Ten employees at Dallas-based AUI Contractors
took a break from their heavy industrial and commercial construction jobs to put their skills to work on a different type of project: building life-size playhouses for local children in foster care.
Dallas Case Appointed Special Advocates (CASA
) is a nonprofit organization comprised of volunteers who advocate for the best interests of abused and neglected children in the community and in the court system, as well as help children find safe, permanent homes. The group’s largest fundraiser each year is the Parade of Playhouses, in which custom-built playhouses are displayed in Dallas’ NorthPark Shopping Center. During the two-week event, visitors can purchase raffle tickets for a chance to win one of the extraordinary playhouses.
This was the first year AUI Contractors participated. Tim Guedry, director of commercial construction for the company, had been involved with the event at his previous job and brought his enthusiasm for Dallas CASA to AUI.
"Not only is this a fun and worthwhile cause, it’s good exposure for the company,” Guedry says. “It’s a lot of fun for us to work on something different and apply our specific skills as construction contractors for children within our community.”
Guedry also works with the American Institute of Architects (AIA
), serving on a panel that reviews designs for playhouses submitted by the Young Architects coming up through AIA’s training program. More than 60 designs were submitted, with four finalists chosen for AUI to build for the Parade of Playhouses.
“Bringing in the Young Architects of AIA and major companies like AUI Contractors has really raised the profile of this event,” says Carolyn Newham, director of development and finance for Dallas CASA. “The expertise and ability of these professionals has added a whole new layer of authenticity and art to the program.”

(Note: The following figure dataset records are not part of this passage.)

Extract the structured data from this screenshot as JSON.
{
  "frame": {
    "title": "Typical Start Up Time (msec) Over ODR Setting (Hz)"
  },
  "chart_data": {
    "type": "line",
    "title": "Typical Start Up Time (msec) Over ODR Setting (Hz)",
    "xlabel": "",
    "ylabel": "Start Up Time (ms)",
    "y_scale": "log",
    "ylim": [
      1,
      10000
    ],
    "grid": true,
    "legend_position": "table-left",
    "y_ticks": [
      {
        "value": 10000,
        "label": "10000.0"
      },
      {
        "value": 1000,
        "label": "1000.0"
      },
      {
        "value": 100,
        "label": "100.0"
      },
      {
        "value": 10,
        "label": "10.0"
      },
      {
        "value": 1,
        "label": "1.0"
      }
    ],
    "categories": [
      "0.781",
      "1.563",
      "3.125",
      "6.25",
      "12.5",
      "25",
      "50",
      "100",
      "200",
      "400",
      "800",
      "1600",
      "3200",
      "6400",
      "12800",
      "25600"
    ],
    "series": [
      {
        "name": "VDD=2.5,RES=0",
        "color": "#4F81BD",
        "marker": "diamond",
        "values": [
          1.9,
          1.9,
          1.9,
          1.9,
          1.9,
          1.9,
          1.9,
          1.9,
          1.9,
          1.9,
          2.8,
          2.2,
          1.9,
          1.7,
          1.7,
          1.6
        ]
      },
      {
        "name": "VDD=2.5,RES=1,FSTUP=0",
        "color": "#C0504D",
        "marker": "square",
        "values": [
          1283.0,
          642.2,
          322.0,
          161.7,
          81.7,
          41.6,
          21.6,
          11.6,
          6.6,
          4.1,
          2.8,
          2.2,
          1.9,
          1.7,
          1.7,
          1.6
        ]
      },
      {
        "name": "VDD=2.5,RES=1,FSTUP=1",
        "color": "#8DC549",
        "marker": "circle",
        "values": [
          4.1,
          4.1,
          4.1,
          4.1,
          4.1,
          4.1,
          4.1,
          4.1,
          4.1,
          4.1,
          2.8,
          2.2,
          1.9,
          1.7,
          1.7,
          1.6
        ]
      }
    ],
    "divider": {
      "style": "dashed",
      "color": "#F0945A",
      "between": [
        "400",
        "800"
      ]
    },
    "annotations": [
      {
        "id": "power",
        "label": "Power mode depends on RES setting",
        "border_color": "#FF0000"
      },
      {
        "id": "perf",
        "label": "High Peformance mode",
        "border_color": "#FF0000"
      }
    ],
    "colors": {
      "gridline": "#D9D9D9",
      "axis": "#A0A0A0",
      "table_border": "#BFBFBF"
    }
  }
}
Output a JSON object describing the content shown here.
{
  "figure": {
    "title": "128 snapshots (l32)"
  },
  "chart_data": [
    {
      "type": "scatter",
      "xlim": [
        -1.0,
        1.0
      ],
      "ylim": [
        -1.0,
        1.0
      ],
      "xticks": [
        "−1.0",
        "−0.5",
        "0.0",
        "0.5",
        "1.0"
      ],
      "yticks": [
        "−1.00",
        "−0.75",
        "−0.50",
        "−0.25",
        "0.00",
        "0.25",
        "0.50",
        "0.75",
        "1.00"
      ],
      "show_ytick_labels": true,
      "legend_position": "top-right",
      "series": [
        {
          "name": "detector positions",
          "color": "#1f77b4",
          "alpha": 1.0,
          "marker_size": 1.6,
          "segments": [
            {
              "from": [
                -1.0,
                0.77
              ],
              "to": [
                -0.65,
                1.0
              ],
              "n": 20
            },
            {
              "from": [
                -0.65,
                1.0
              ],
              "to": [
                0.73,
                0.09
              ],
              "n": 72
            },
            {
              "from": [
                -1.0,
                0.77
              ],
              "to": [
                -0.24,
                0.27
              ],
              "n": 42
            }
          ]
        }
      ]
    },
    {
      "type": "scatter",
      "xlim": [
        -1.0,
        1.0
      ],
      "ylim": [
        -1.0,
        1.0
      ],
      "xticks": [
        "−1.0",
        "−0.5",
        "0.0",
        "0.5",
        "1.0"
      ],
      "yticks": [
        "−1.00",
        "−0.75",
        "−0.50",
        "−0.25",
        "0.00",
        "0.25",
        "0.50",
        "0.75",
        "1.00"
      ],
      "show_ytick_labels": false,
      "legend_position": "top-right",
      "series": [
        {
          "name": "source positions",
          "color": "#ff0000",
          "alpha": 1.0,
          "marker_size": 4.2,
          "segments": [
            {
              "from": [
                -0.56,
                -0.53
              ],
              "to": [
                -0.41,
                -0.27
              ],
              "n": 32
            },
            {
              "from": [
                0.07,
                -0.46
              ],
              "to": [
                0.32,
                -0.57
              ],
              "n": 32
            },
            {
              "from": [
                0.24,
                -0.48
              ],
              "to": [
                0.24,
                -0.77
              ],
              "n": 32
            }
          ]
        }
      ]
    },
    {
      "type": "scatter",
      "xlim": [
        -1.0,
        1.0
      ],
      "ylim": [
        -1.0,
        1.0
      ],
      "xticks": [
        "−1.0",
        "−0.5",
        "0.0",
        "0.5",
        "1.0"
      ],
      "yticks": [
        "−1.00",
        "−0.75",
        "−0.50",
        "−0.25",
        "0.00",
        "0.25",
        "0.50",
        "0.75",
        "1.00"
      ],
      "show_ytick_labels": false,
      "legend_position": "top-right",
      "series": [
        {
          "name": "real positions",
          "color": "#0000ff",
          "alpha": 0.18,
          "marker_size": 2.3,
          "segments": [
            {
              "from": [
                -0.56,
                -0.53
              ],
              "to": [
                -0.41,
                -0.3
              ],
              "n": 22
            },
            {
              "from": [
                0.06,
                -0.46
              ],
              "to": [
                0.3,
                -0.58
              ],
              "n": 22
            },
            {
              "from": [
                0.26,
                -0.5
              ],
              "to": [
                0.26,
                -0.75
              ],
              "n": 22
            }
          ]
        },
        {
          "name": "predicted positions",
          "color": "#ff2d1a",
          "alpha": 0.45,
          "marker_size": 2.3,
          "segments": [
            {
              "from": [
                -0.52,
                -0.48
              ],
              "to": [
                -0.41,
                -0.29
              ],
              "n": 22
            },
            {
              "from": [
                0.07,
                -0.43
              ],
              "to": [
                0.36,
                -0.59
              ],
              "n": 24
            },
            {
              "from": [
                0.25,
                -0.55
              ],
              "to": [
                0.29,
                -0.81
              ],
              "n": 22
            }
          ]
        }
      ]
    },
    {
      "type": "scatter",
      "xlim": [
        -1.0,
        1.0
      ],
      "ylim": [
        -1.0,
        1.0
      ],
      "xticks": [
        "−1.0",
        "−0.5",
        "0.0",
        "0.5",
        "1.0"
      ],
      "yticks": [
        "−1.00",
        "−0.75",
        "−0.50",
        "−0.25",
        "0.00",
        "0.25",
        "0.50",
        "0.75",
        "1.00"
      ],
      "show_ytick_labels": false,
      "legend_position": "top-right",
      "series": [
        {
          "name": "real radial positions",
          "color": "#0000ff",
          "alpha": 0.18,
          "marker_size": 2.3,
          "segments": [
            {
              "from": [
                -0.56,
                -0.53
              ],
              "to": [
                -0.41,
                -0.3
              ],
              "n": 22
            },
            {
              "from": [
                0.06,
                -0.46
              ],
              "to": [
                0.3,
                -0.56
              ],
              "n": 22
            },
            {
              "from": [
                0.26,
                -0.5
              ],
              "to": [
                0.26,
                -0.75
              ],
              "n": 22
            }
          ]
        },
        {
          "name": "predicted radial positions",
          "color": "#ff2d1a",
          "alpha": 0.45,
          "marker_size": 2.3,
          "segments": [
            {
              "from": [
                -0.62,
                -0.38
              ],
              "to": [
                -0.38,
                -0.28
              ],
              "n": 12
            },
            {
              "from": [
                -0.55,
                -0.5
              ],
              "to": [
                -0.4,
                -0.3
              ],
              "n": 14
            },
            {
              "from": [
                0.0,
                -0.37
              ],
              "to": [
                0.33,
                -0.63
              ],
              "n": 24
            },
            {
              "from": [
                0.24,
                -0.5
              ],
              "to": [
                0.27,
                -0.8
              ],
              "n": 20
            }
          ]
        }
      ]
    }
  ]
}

The four winning playhouse designs were the Easel House, Tangram House, Zoo Playhouse and the Hillside Bed and Breakfast. Ten AUI employees were involved in the construction, with vendors and suppliers donating the necessary materials. The houses took about six weeks to complete.
The 15th annual event last year featured CASA’s largest parade to date. Twenty playhouses were featured and $150,000 was raised to help Dallas CASA train and supervise volunteers. The Parade of Playhouses also serves as an important recruiting opportunity for the organization by bringing awareness of its work with vulnerable children to the community.
“We’ve had such a great reaction from the community. People look forward to bringing their kids every year. They’ve built it into their lives,” Newham says. “We’ve had people come forward asking how they can be involved, whether by advocating for children or donating time and resources for the Parade of Playhouses fundraiser. So many members of the community are concerned with child welfare; they just didn’t know how to help until they attended this event.”
AUI’s experience was equally rewarding, according to Guedry, and the company plans to participate again next year.